/vt

DARMA/vt => Virtual Transport

Primary LanguageC++OtherNOASSERTION

vt => virtual transport

Introduction : What is vt?

vt is an active messaging layer that utilizes C++ object virtualization to manage virtual endpoints with automatic location management. vt is directly built on top of MPI to provide efficient portability across different machine architectures. Empowered with virtualization, vt can automatically perform dynamic load balancing to schedule scientific applications across diverse platforms with minimal user input.

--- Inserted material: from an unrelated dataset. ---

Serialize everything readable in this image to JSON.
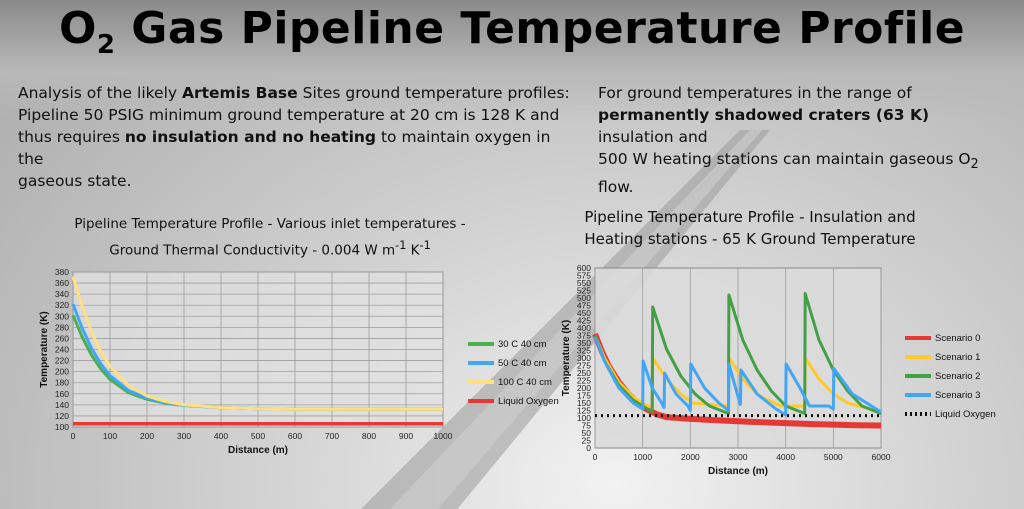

vt abstracts the concept of a node/rank/worker/thread so a program can be written in terms of virtual entities that are location independent. Thus, they can be automatically migrated and thereby executed on varying hardware resources without explicit programmer mapping, location, and communication management.

Building

vt can be built with cmake.

To build vt, one must obtain the following dependencies:

Optional:

If testing is enabled:

If threading is enabled:

  • OpenMP or
  • std::threads (default from C++ compiler)

Required:

  • detector, (vt ecosystem)
  • checkpoint, (vt ecosystem)
  • MPI, (mpich/openmpi/mvapich)

Automatic build

The "auto" builder is located here: git@github.com:darma-mpi-backend/vt-auto-build.git

To learn how to use to auto builder follow the directions in the vt-auto-build repository. The options to the script can be found by executing this on the command line:

$ git clone git@github.com:darma-mpi-backend/vt-auto-build.git
$ cd vt-auto-build
$ perl ./auto.pl --help
  usage auto.pl <arguments>...
  Format each argument to script as: <argname>=<argval>
  Example: "auto.pl mode=fast"
    <argument-name>  |  <required> | <default>           |  <value>
    build_mode       |  true       | <no-default-value>  |  <no-default-value>
    compiler_c       |  true       | <no-default-value>  |  <no-default-value>
    compiler_cxx     |  true       | <no-default-value>  |  <no-default-value>
    vt_build_mode    |  false      |                     |
    root_dir         |  false      | <path>              |  <path>
    build_tests      |  false      | 1                   |  1
    kokkos           |  false      |                     |
    build_kokkos     |  false      | 0                   |  0
    prefix           |  false      |                     |
    par              |  false      | 14                  |  14
    dry_run          |  false      | 0                   |  0
    verbose          |  false      | 0                   |  0
    gtest            |  false      |                     |
    clean            |  false      | 0                   |  0
    backend          |  false      | 0                   |  0
    atomic           |  false      |                     |
    mpi_cc           |  false      |                     |
    mpi_cxx          |  false      |                     |

This command may get you most of the way there:

$ perl ./auto.pl build_mode=debug compiler_c=clang-3.9     \
  compiler_cxx=clang++-3.9 prefix=my-prefix-dir

Manual Build

To start out, obtain gtest, detector, and checkpoint (in that order). Stitch them up with cmake, by passing the appropriate paths as they are built.

Build and install them.

Once all the dependencies are properly installed, point vt cmake to the install paths of each one of them. To build vt, the script located at vt/scripts/build_pl.pl can be run to configure cmake for building. The following is an example of how to use the script to configure with openmpi and clang 3.9 compilers:

$ mkdir vt-build
$ cd vt-build
$ perl ../vt/scripts/build_vt.pl build_mode=debug compiler=clang               \
  compiler_c=mpicc-openmpi-clang39 compiler_cxx=mpicxx-openmpi-clang39         \
  build_tests=1 vt_install=../vt-install

Run cmake and enjoy!

If vt is built with testing, make test can be executed to run the unit and integration tests. The components detector, and checkpoint can be found within the vt ecosystem. They are separate repositories but are exported as separate cmake packages for reusability.